Por otro lado, no puede olvidarse que el Tribunal Supremo ha atenuado el rigorismo en la aplicación del brocardo "in illiquidis non fit mora" que impedía la condena del deudor moroso al pago de intereses cuando la pretensión de condena a la entrega de una suma deducida en la demanda no fuera estimada mas que en parte. El Alto Tribunal ha entendido que aún en estos casos cabe el devengo de intereses moratorios en virtud del principio de protección al crédito, declarando que el acreedor "tiene derecho a recibir, además de aquello que se le adeuda, lo que, en el momento en que se le entregue, represente tal suma, no por tratarse de una deuda de valor, sino porque las cosas, incluso fungibles y dinerarias, son susceptibles de producir frutos - civiles o intereses - ya que no hay razón para que no los produzcan en favor de quien debió entregarlas con anterioridad al acreedor" (Sentencias de 31 de enero de 2.001, 10 de abril de 2.001, 23 de mayo de 2.001, 6 de octubre de 2.001, 24 de septiembre de 2.002, 12 de mayo de 2.003 y 17 de noviembre de 2.004 ).
SEXTO.- Al ser la presente sentencia desestimatoria de ambos recursos de apelación, deberá condenarse a ambos recurrentes al abono de las costas causadas por sus respectivas apelaciones, en aplicación de lo establecido en el artículo 398 de la Ley de Enjuiciamiento Civil .
Fallo
Se desestima el recurso de apelación interpuesto por el procurador de los tribunales don Jeroni Tomás Tomás, en nombre y representación de "Instituto Quirúrgico SA", contra la sentencia dictada el día por 20 de julio de 2009 por el Ilmo. Sr. Magistrado del Juzgado de Primera Instancia número 17 de Palma de Mallorca en el juicio ordinario del que el presente rollo dimana.

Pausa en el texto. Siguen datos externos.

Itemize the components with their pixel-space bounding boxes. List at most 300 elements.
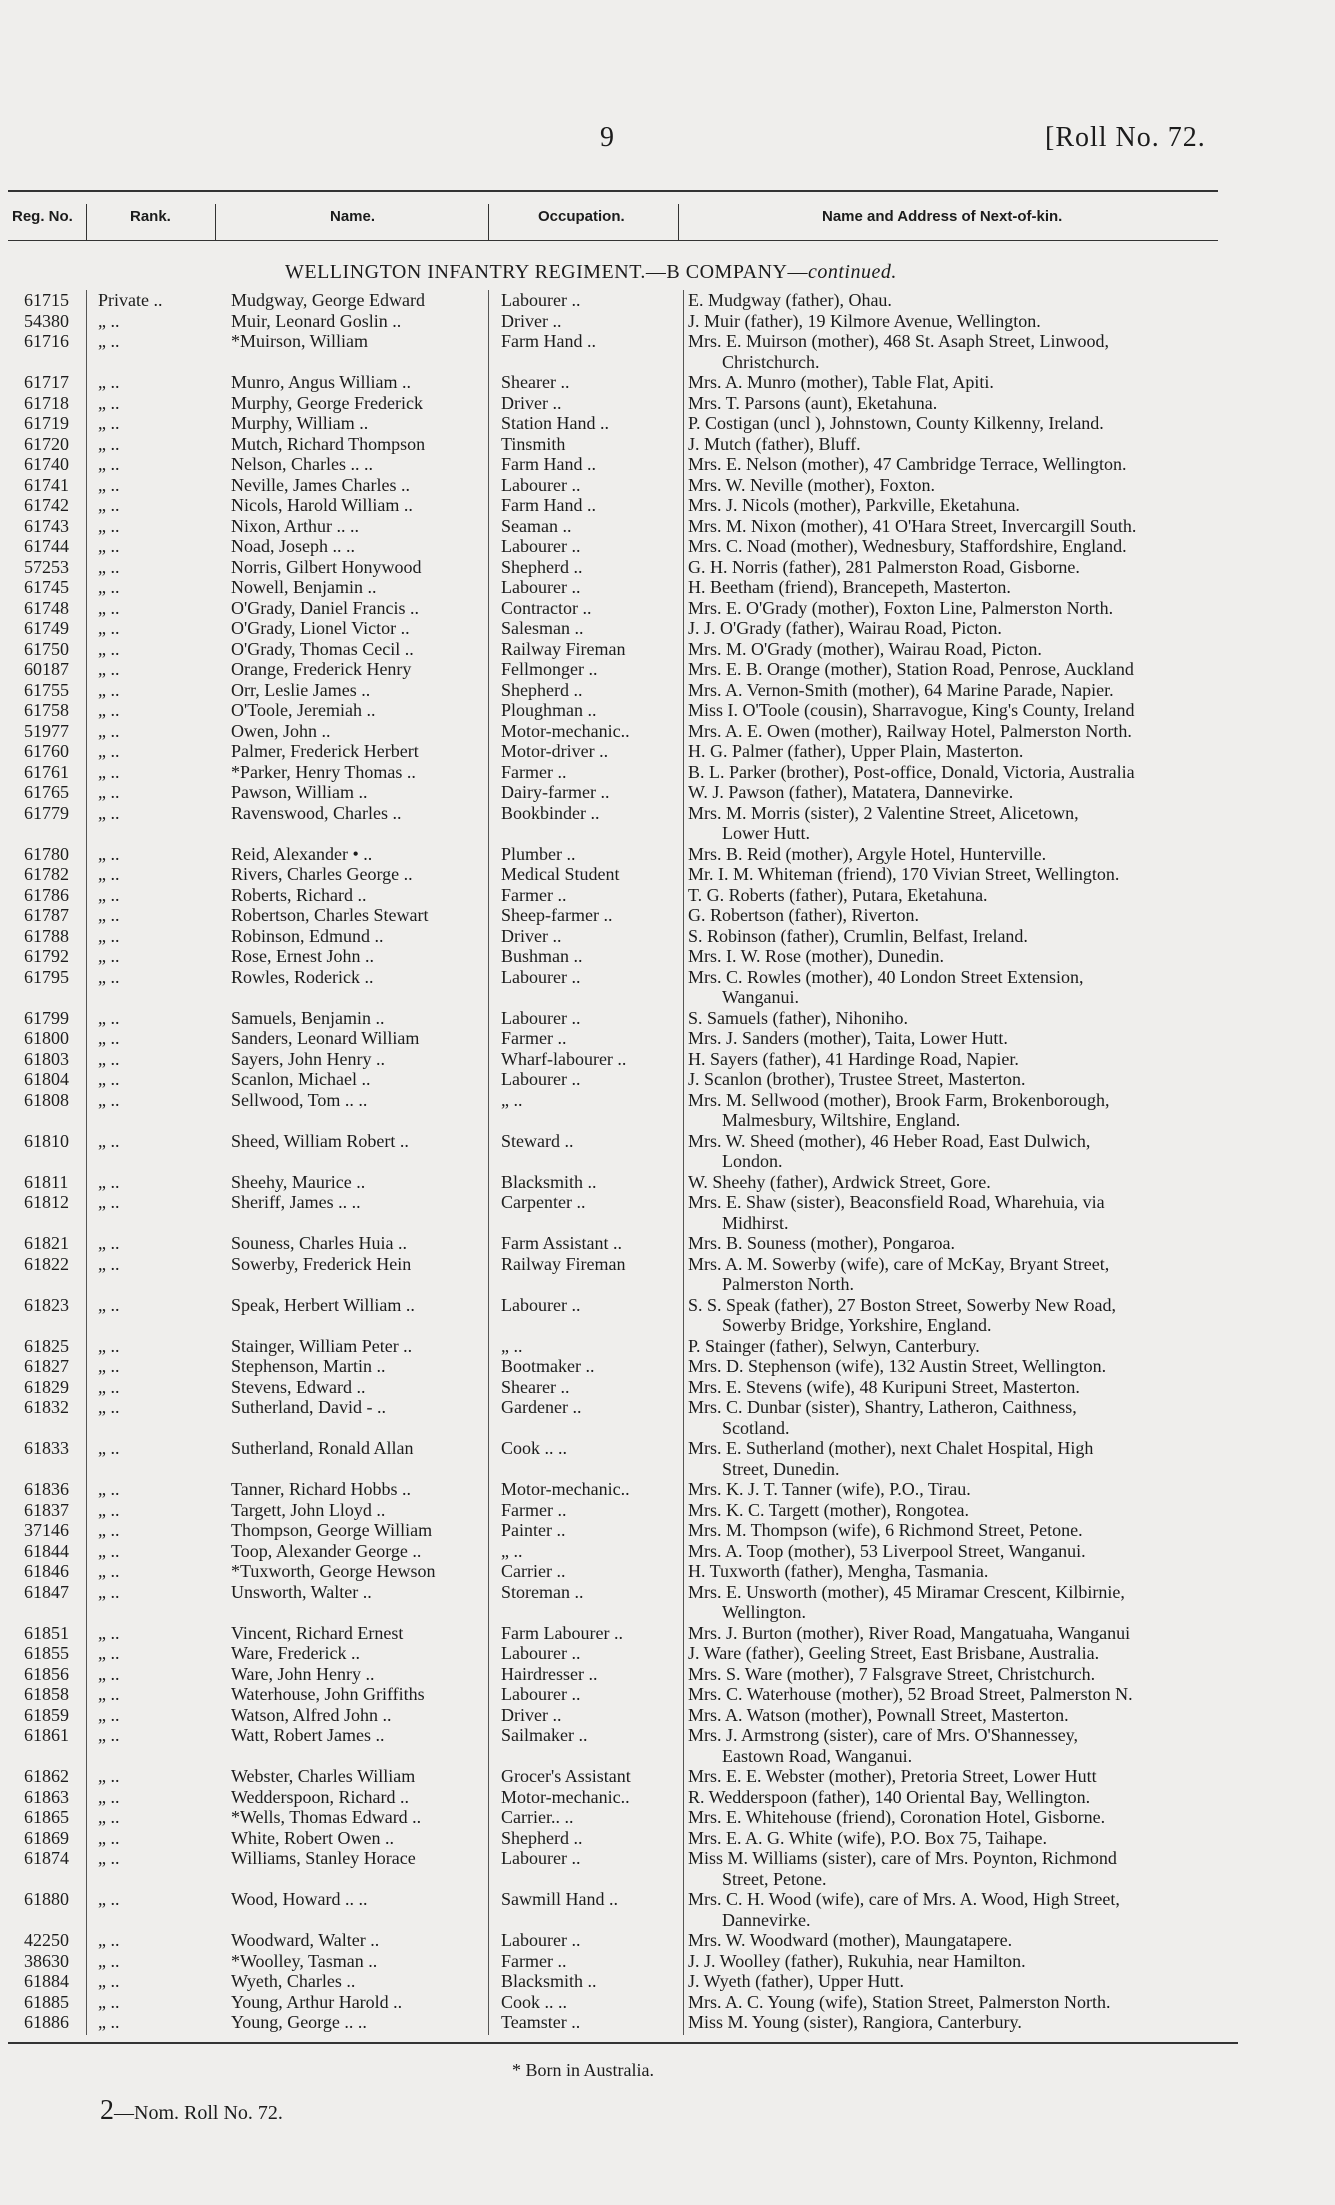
next-of-kin-line: Mrs. E. A. G. White (wife), P.O. Box 75, Taihape. (688, 1827, 1048, 1848)
occupation-cell: Painter .. (501, 1520, 566, 1540)
reg-no-cell: 61865 (24, 1807, 69, 1827)
reg-no-cell: 61765 (24, 782, 69, 802)
table-row (8, 946, 1238, 967)
occupation-cell: Storeman .. (501, 1581, 584, 1602)
next-of-kin-cell (688, 516, 1238, 537)
occupation-cell: Labourer .. (501, 1069, 581, 1089)
next-of-kin-line-continued: Malmesbury, Wiltshire, England. (722, 1110, 961, 1130)
reg-no-cell: 61749 (24, 618, 69, 638)
name-cell: Neville, James Charles .. (231, 474, 410, 495)
rank-cell: „ .. (98, 1971, 120, 1991)
rank-cell: „ .. (98, 1192, 120, 1212)
table-row (8, 1479, 1238, 1500)
table-row (8, 1889, 1238, 1930)
next-of-kin-cell (688, 659, 1238, 680)
name-cell: Watson, Alfred John .. (231, 1704, 392, 1725)
reg-no-cell: 61869 (24, 1827, 69, 1848)
name-cell: Wyeth, Charles .. (231, 1971, 356, 1991)
next-of-kin-cell (688, 577, 1238, 598)
next-of-kin-line: Mrs. W. Woodward (mother), Maungatapere. (688, 1930, 1013, 1950)
reg-no-cell: 61829 (24, 1376, 69, 1397)
occupation-cell: Sailmaker .. (501, 1725, 588, 1745)
name-cell: Sanders, Leonard William (231, 1028, 420, 1048)
rank-cell: „ .. (98, 474, 120, 495)
rank-cell: Private .. (98, 290, 163, 310)
next-of-kin-cell (688, 1582, 1238, 1623)
next-of-kin-line: Mrs. W. Neville (mother), Foxton. (688, 474, 935, 495)
table-row (8, 536, 1238, 557)
col-header-next-of-kin: Name and Address of Next-of-kin. (822, 208, 1063, 225)
occupation-cell: Motor-mechanic.. (501, 1786, 630, 1807)
next-of-kin-cell (688, 844, 1238, 865)
name-cell: Toop, Alexander George .. (231, 1540, 422, 1561)
next-of-kin-cell (688, 598, 1238, 619)
occupation-cell: Motor-mechanic.. (501, 720, 630, 741)
occupation-cell: „ .. (501, 1335, 523, 1356)
table-row (8, 905, 1238, 926)
next-of-kin-cell (688, 1664, 1238, 1685)
reg-no-cell: 61833 (24, 1438, 69, 1458)
rank-cell: „ .. (98, 433, 120, 454)
page-number: 9 (600, 122, 614, 153)
table-row (8, 1336, 1238, 1357)
next-of-kin-cell (688, 1069, 1238, 1090)
name-cell: O'Grady, Thomas Cecil .. (231, 638, 414, 659)
nominal-roll-footer (100, 2095, 283, 2127)
reg-no-cell: 61825 (24, 1335, 69, 1356)
occupation-cell: Sawmill Hand .. (501, 1889, 618, 1909)
rank-cell: „ .. (98, 1991, 120, 2012)
reg-no-cell: 61741 (24, 474, 69, 495)
reg-no-cell: 61859 (24, 1704, 69, 1725)
reg-no-cell: 60187 (24, 659, 69, 679)
name-cell: Nelson, Charles .. .. (231, 454, 373, 474)
reg-no-cell: 61760 (24, 741, 69, 761)
rank-cell: „ .. (98, 1725, 120, 1745)
col-header-occupation: Occupation. (538, 208, 625, 225)
table-row (8, 762, 1238, 783)
rank-cell: „ .. (98, 495, 120, 515)
rank-cell: „ .. (98, 310, 120, 331)
col-divider (488, 204, 489, 240)
next-of-kin-cell (688, 1930, 1238, 1951)
occupation-cell: Farmer .. (501, 884, 567, 905)
table-row (8, 1233, 1238, 1254)
next-of-kin-line: Mrs. E. Stevens (wife), 48 Kuripuni Street, Masterton. (688, 1376, 1080, 1397)
name-cell: Orr, Leslie James .. (231, 679, 371, 700)
occupation-cell: Farm Assistant .. (501, 1233, 623, 1253)
name-cell: Stevens, Edward .. (231, 1376, 366, 1397)
reg-no-cell: 61779 (24, 802, 69, 823)
next-of-kin-line: P. Costigan (uncl ), Johnstown, County Kilkenny, Ireland. (688, 413, 1104, 433)
col-divider (215, 204, 216, 240)
occupation-cell: Carrier .. (501, 1561, 566, 1581)
next-of-kin-cell (688, 905, 1238, 926)
next-of-kin-line: Mrs. A. M. Sowerby (wife), care of McKay, Bryant Street, (688, 1253, 1110, 1274)
name-cell: Sheehy, Maurice .. (231, 1171, 366, 1192)
next-of-kin-line: E. Mudgway (father), Ohau. (688, 290, 892, 310)
occupation-cell: Farmer .. (501, 761, 567, 782)
name-cell: Sheed, William Robert .. (231, 1130, 409, 1151)
rank-cell: „ .. (98, 515, 120, 536)
name-cell: Murphy, William .. (231, 413, 369, 433)
next-of-kin-line: Mrs. W. Sheed (mother), 46 Heber Road, East Dulwich, (688, 1130, 1091, 1151)
table-row (8, 1664, 1238, 1685)
reg-no-cell: 61855 (24, 1643, 69, 1663)
rank-cell: „ .. (98, 1622, 120, 1643)
occupation-cell: Driver .. (501, 1704, 562, 1725)
table-row (8, 1438, 1238, 1479)
next-of-kin-cell (688, 1848, 1238, 1889)
name-cell: Watt, Robert James .. (231, 1725, 385, 1745)
next-of-kin-line: Mrs. E. Muirson (mother), 468 St. Asaph Street, Linwood, (688, 331, 1109, 351)
occupation-cell: Carrier.. .. (501, 1807, 574, 1827)
next-of-kin-line: P. Stainger (father), Selwyn, Canterbury. (688, 1335, 980, 1356)
table-row (8, 1643, 1238, 1664)
table-row (8, 1582, 1238, 1623)
table-row (8, 1397, 1238, 1438)
next-of-kin-line: Mrs. C. Dunbar (sister), Shantry, Latheron, Caithness, (688, 1397, 1077, 1417)
next-of-kin-cell (688, 967, 1238, 1008)
name-cell: Norris, Gilbert Honywood (231, 556, 422, 577)
rank-cell: „ .. (98, 1827, 120, 1848)
occupation-cell: Cook .. .. (501, 1438, 568, 1458)
name-cell: Nixon, Arthur .. .. (231, 515, 359, 536)
next-of-kin-line: Mrs. K. C. Targett (mother), Rongotea. (688, 1499, 970, 1520)
name-cell: Sowerby, Frederick Hein (231, 1253, 412, 1274)
reg-no-cell: 61810 (24, 1130, 69, 1151)
name-cell: Roberts, Richard .. (231, 884, 367, 905)
table-row (8, 577, 1238, 598)
reg-no-cell: 61718 (24, 392, 69, 413)
next-of-kin-line: W. J. Pawson (father), Matatera, Dannevirke. (688, 782, 1014, 802)
next-of-kin-line: H. Tuxworth (father), Mengha, Tasmania. (688, 1561, 989, 1581)
name-cell: Scanlon, Michael .. (231, 1069, 371, 1089)
next-of-kin-cell (688, 1172, 1238, 1193)
table-row (8, 331, 1238, 372)
occupation-cell: „ .. (501, 1089, 523, 1110)
name-cell: O'Toole, Jeremiah .. (231, 700, 376, 720)
next-of-kin-cell (688, 1336, 1238, 1357)
reg-no-cell: 61800 (24, 1028, 69, 1048)
rank-cell: „ .. (98, 1233, 120, 1253)
next-of-kin-line: J. Muir (father), 19 Kilmore Avenue, Wellington. (688, 310, 1041, 331)
name-cell: O'Grady, Lionel Victor .. (231, 618, 410, 638)
next-of-kin-line-continued: Dannevirke. (722, 1909, 811, 1930)
table-row (8, 803, 1238, 844)
occupation-cell: Tinsmith (501, 433, 566, 454)
next-of-kin-line: J. Mutch (father), Bluff. (688, 433, 861, 454)
reg-no-cell: 61827 (24, 1356, 69, 1376)
reg-no-cell: 54380 (24, 310, 69, 331)
reg-no-cell: 61792 (24, 946, 69, 966)
table-row (8, 844, 1238, 865)
footnote: * Born in Australia. (512, 2060, 654, 2080)
name-cell: Williams, Stanley Horace (231, 1848, 416, 1868)
table-row (8, 393, 1238, 414)
rank-cell: „ .. (98, 741, 120, 761)
table-row (8, 864, 1238, 885)
reg-no-cell: 57253 (24, 556, 69, 577)
next-of-kin-cell (688, 1049, 1238, 1070)
next-of-kin-cell (688, 1992, 1238, 2013)
next-of-kin-line: Mrs. E. Whitehouse (friend), Coronation Hotel, Gisborne. (688, 1807, 1106, 1827)
next-of-kin-line: Mrs. T. Parsons (aunt), Eketahuna. (688, 392, 938, 413)
occupation-cell: Farm Hand .. (501, 495, 596, 515)
reg-no-cell: 61788 (24, 925, 69, 946)
name-cell: Ravenswood, Charles .. (231, 802, 402, 823)
table-row (8, 1951, 1238, 1972)
rank-cell: „ .. (98, 802, 120, 823)
table-row (8, 1705, 1238, 1726)
name-cell: O'Grady, Daniel Francis .. (231, 597, 420, 618)
next-of-kin-line: J. Ware (father), Geeling Street, East Brisbane, Australia. (688, 1643, 1100, 1663)
col-divider (86, 204, 87, 240)
next-of-kin-cell (688, 495, 1238, 516)
table-row (8, 372, 1238, 393)
rank-cell: „ .. (98, 1438, 120, 1458)
occupation-cell: Labourer .. (501, 1294, 581, 1315)
reg-no-cell: 61748 (24, 597, 69, 618)
next-of-kin-line: H. G. Palmer (father), Upper Plain, Masterton. (688, 741, 1024, 761)
reg-no-cell: 61780 (24, 843, 69, 864)
next-of-kin-line: Mrs. A. E. Owen (mother), Railway Hotel, Palmerston North. (688, 720, 1132, 741)
next-of-kin-cell (688, 1233, 1238, 1254)
reg-no-cell: 61761 (24, 761, 69, 782)
reg-no-cell: 38630 (24, 1950, 69, 1971)
table-row (8, 1684, 1238, 1705)
next-of-kin-cell (688, 331, 1238, 372)
rank-cell: „ .. (98, 1253, 120, 1274)
table-row (8, 782, 1238, 803)
occupation-cell: Labourer .. (501, 577, 581, 597)
reg-no-cell: 61758 (24, 700, 69, 720)
rank-cell: „ .. (98, 679, 120, 700)
occupation-cell: Shearer .. (501, 1376, 570, 1397)
rank-cell: „ .. (98, 577, 120, 597)
rank-cell: „ .. (98, 392, 120, 413)
next-of-kin-line: R. Wedderspoon (father), 140 Oriental Bay, Wellington. (688, 1786, 1091, 1807)
table-row (8, 1090, 1238, 1131)
reg-no-cell: 61804 (24, 1069, 69, 1089)
rank-cell: „ .. (98, 1048, 120, 1069)
next-of-kin-cell (688, 639, 1238, 660)
rank-cell: „ .. (98, 618, 120, 638)
rank-cell: „ .. (98, 1356, 120, 1376)
rank-cell: „ .. (98, 1684, 120, 1704)
name-cell: Sutherland, Ronald Allan (231, 1438, 414, 1458)
occupation-cell: Farm Hand .. (501, 454, 596, 474)
name-cell: White, Robert Owen .. (231, 1827, 394, 1848)
reg-no-cell: 42250 (24, 1930, 69, 1950)
table-row (8, 1049, 1238, 1070)
next-of-kin-line: S. Robinson (father), Crumlin, Belfast, Ireland. (688, 925, 1028, 946)
reg-no-cell: 61837 (24, 1499, 69, 1520)
name-cell: Webster, Charles William (231, 1766, 416, 1786)
name-cell: Noad, Joseph .. .. (231, 536, 355, 556)
rank-cell: „ .. (98, 331, 120, 351)
table-row (8, 659, 1238, 680)
rank-cell: „ .. (98, 1130, 120, 1151)
name-cell: Mudgway, George Edward (231, 290, 425, 310)
reg-no-cell: 61858 (24, 1684, 69, 1704)
occupation-cell: Sheep-farmer .. (501, 905, 613, 925)
occupation-cell: Shepherd .. (501, 679, 583, 700)
table-row (8, 1541, 1238, 1562)
name-cell: Sayers, John Henry .. (231, 1048, 385, 1069)
occupation-cell: Farm Hand .. (501, 331, 596, 351)
next-of-kin-line: Mrs. M. O'Grady (mother), Wairau Road, Picton. (688, 638, 1042, 659)
reg-no-cell: 61822 (24, 1253, 69, 1274)
reg-no-cell: 61811 (24, 1171, 69, 1192)
table-row (8, 639, 1238, 660)
header-rule-top (8, 190, 1218, 192)
table-row (8, 1623, 1238, 1644)
table-row (8, 495, 1238, 516)
next-of-kin-line: T. G. Roberts (father), Putara, Eketahuna. (688, 884, 988, 905)
next-of-kin-cell (688, 618, 1238, 639)
table-row (8, 741, 1238, 762)
next-of-kin-line: Mrs. B. Souness (mother), Pongaroa. (688, 1233, 955, 1253)
name-cell: Waterhouse, John Griffiths (231, 1684, 425, 1704)
table-row (8, 1008, 1238, 1029)
next-of-kin-line: Mrs. M. Morris (sister), 2 Valentine Street, Alicetown, (688, 802, 1079, 823)
name-cell: Muir, Leonard Goslin .. (231, 310, 402, 331)
table-row (8, 475, 1238, 496)
reg-no-cell: 61740 (24, 454, 69, 474)
rank-cell: „ .. (98, 1499, 120, 1520)
table-row (8, 618, 1238, 639)
next-of-kin-cell (688, 1254, 1238, 1295)
name-cell: Wood, Howard .. .. (231, 1889, 368, 1909)
col-header-reg-no: Reg. No. (12, 208, 73, 225)
name-cell: Ware, John Henry .. (231, 1663, 375, 1684)
next-of-kin-line-continued: Lower Hutt. (722, 823, 810, 843)
next-of-kin-line: Mrs. C. Waterhouse (mother), 52 Broad Street, Palmerston N. (688, 1684, 1133, 1704)
occupation-cell: Grocer's Assistant (501, 1766, 631, 1786)
occupation-cell: Farm Labourer .. (501, 1622, 623, 1643)
name-cell: Reid, Alexander • .. (231, 843, 373, 864)
next-of-kin-line: Mrs. J. Sanders (mother), Taita, Lower Hutt. (688, 1028, 1008, 1048)
name-cell: Sutherland, David - .. (231, 1397, 386, 1417)
rank-cell: „ .. (98, 1294, 120, 1315)
reg-no-cell: 61886 (24, 2012, 69, 2032)
rank-cell: „ .. (98, 1069, 120, 1089)
reg-no-cell: 61885 (24, 1991, 69, 2012)
next-of-kin-cell (688, 1397, 1238, 1438)
table-row (8, 700, 1238, 721)
rank-cell: „ .. (98, 1479, 120, 1499)
reg-no-cell: 61786 (24, 884, 69, 905)
table-row (8, 885, 1238, 906)
next-of-kin-cell (688, 1623, 1238, 1644)
next-of-kin-line-continued: Midhirst. (722, 1212, 789, 1233)
next-of-kin-line: B. L. Parker (brother), Post-office, Donald, Victoria, Australia (688, 761, 1135, 782)
footer-sheet-number: 2 (100, 2095, 114, 2126)
next-of-kin-cell (688, 2012, 1238, 2033)
rank-cell: „ .. (98, 1848, 120, 1868)
next-of-kin-line: Mrs. E. Unsworth (mother), 45 Miramar Crescent, Kilbirnie, (688, 1581, 1125, 1602)
table-row (8, 598, 1238, 619)
reg-no-cell: 61716 (24, 331, 69, 351)
next-of-kin-line: Mr. I. M. Whiteman (friend), 170 Vivian Street, Wellington. (688, 864, 1120, 884)
next-of-kin-cell (688, 782, 1238, 803)
occupation-cell: Gardener .. (501, 1397, 582, 1417)
next-of-kin-cell (688, 1643, 1238, 1664)
occupation-cell: Shepherd .. (501, 1827, 583, 1848)
name-cell: Sheriff, James .. .. (231, 1192, 361, 1212)
occupation-cell: Farmer .. (501, 1950, 567, 1971)
table-row (8, 1295, 1238, 1336)
next-of-kin-cell (688, 1684, 1238, 1705)
occupation-cell: Ploughman .. (501, 700, 597, 720)
next-of-kin-cell (688, 1438, 1238, 1479)
rank-cell: „ .. (98, 638, 120, 659)
table-row (8, 311, 1238, 332)
occupation-cell: Farmer .. (501, 1499, 567, 1520)
next-of-kin-cell (688, 372, 1238, 393)
rank-cell: „ .. (98, 1807, 120, 1827)
table-row (8, 1766, 1238, 1787)
name-cell: Young, George .. .. (231, 2012, 367, 2032)
table-row (8, 1192, 1238, 1233)
rank-cell: „ .. (98, 1397, 120, 1417)
next-of-kin-line: Mrs. J. Armstrong (sister), care of Mrs. O'Shannessey, (688, 1725, 1079, 1745)
rank-cell: „ .. (98, 1766, 120, 1786)
rank-cell: „ .. (98, 1561, 120, 1581)
rank-cell: „ .. (98, 413, 120, 433)
header-rule-bottom (8, 240, 1218, 241)
occupation-cell: Bushman .. (501, 946, 583, 966)
next-of-kin-line: H. Beetham (friend), Brancepeth, Masterton. (688, 577, 1011, 597)
occupation-cell: Teamster .. (501, 2012, 581, 2032)
next-of-kin-cell (688, 393, 1238, 414)
reg-no-cell: 61862 (24, 1766, 69, 1786)
next-of-kin-line: Miss M. Young (sister), Rangiora, Canterbury. (688, 2012, 1022, 2032)
table-row (8, 1500, 1238, 1521)
col-header-rank: Rank. (130, 208, 171, 225)
name-cell: *Wells, Thomas Edward .. (231, 1807, 422, 1827)
reg-no-cell: 61803 (24, 1048, 69, 1069)
rank-cell: „ .. (98, 966, 120, 987)
next-of-kin-line: Mrs. A. Vernon-Smith (mother), 64 Marine Parade, Napier. (688, 679, 1114, 700)
occupation-cell: Driver .. (501, 925, 562, 946)
reg-no-cell: 61745 (24, 577, 69, 597)
table-row (8, 1848, 1238, 1889)
next-of-kin-cell (688, 434, 1238, 455)
next-of-kin-cell (688, 700, 1238, 721)
reg-no-cell: 61743 (24, 515, 69, 536)
table-row (8, 1807, 1238, 1828)
occupation-cell: Shearer .. (501, 372, 570, 392)
reg-no-cell: 61823 (24, 1294, 69, 1315)
name-cell: Stephenson, Martin .. (231, 1356, 386, 1376)
rank-cell: „ .. (98, 2012, 120, 2032)
occupation-cell: Medical Student (501, 864, 620, 884)
reg-no-cell: 61755 (24, 679, 69, 700)
rank-cell: „ .. (98, 1581, 120, 1602)
table-row (8, 1992, 1238, 2013)
table-row (8, 454, 1238, 475)
reg-no-cell: 61836 (24, 1479, 69, 1499)
occupation-cell: Driver .. (501, 392, 562, 413)
rank-cell: „ .. (98, 864, 120, 884)
rank-cell: „ .. (98, 1889, 120, 1909)
next-of-kin-cell (688, 290, 1238, 311)
rank-cell: „ .. (98, 720, 120, 741)
rank-cell: „ .. (98, 700, 120, 720)
next-of-kin-cell (688, 311, 1238, 332)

Se desestima igualmente el recurso interpuesto contra la misma resolución por el procurador de los tribunales don Miguel Socías Rosselló, en nombre y representación de "Material de Distribución Balear SL".
En consecuencia, se confirma en todos sus extremos dicha resolución, con expresa imposición a los apelantes de las costas causadas en esta alzada por sus respectivos recursos.
Así, por esta nuestra sentencia, definitivamente juzgando en esta alzada, lo pronunciamos, mandamos y firmamos.
PUBLICACION.- Dada y pronunciada fué la anterior Sentencia por los Ilmos. Sres. Magistrados que la firman y leída por el/la Ilmo. Magistrado Ponente en el mismo día de su fecha, de lo que yo el/la Secretario certifico.